Specifications table

Value of the data

This is the first dataset of the de novo assembly and functional transcriptome annotation during germination and initial growth of M. dubia seedlings.

These data provide valuable information to elucidate the molecular mechanisms and genes involved in the complex process of germination, cell differentiation, and initial growth of seedlings of M. dubia.

These data will allow further analysis to identify key genes involved in cellular differentiation and could provide the basis for the development of in vitro propagation protocols such as somatic embryogenesis of M. dubia.

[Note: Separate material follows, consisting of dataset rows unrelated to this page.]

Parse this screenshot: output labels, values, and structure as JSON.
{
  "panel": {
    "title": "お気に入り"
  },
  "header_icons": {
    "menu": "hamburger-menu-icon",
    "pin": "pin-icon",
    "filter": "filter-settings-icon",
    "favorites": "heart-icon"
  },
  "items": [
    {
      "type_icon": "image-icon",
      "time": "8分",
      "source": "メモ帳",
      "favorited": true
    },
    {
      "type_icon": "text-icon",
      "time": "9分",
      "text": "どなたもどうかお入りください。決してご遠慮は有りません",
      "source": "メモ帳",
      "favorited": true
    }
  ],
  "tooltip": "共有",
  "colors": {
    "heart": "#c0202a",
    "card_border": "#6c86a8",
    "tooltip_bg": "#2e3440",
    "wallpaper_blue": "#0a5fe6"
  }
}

This transcriptome dataset can be used to elucidate the metabolic pathways involved in the biosynthesis of the variety of health-promoting phytochemicals produced and accumulated by M. dubia.

Data description

In this dataset the de novo assembly and functional annotation of the transcriptome during germination and initial growth of seedlings of M. dubia “camu-camu” is reported for the first time. Total RNA/mRNA from different types of plant materials (i.e., imbibited seeds, germinated seeds, and seedlings of one, two, three, and four weeks old) were pooled in equimolar ratios to construct the cDNA library and paired-end sequenced on an Illumina HiSeq™2500 platform. De novo transcriptome assembly was conducted using Trinity v2.9.1 and SuperTranscripts v2.9.1. In total, 21,161 transcripts with a range in size from 500 to 10,001 bp and N50 value of 1485 bp (Fig. 1) were assembled. Further, the completeness scores of the de novo assembled transcripts were evaluated using the Benchmarking Universal Single-Copy Orthologs (BUSCO) software, which revealed that of the 1440 core genes queried, 982 were detected (complete + partial = 68.19%) and 31.81% were missing (Fig. 2), with 46.39% of detected core genes that were complete and single copy (average number of orthologs per core genes = 1.13) Fig. 3.

Fig. 1

Distribution of the transcript lengths of the de novo assembled transcripts of the transcriptome obtained during germination and initial growth of seedlings of M. dubia.

Fig. 2

Completeness scores of the de novo assembled transcripts of the transcriptome obtained during germination and initial growth of seedlings of M. dubia.

Fig. 3

Summary of ORFs predicted in the de novo assembled transcripts of the transcriptome obtained during germination and initial growth of seedlings of M. dubia.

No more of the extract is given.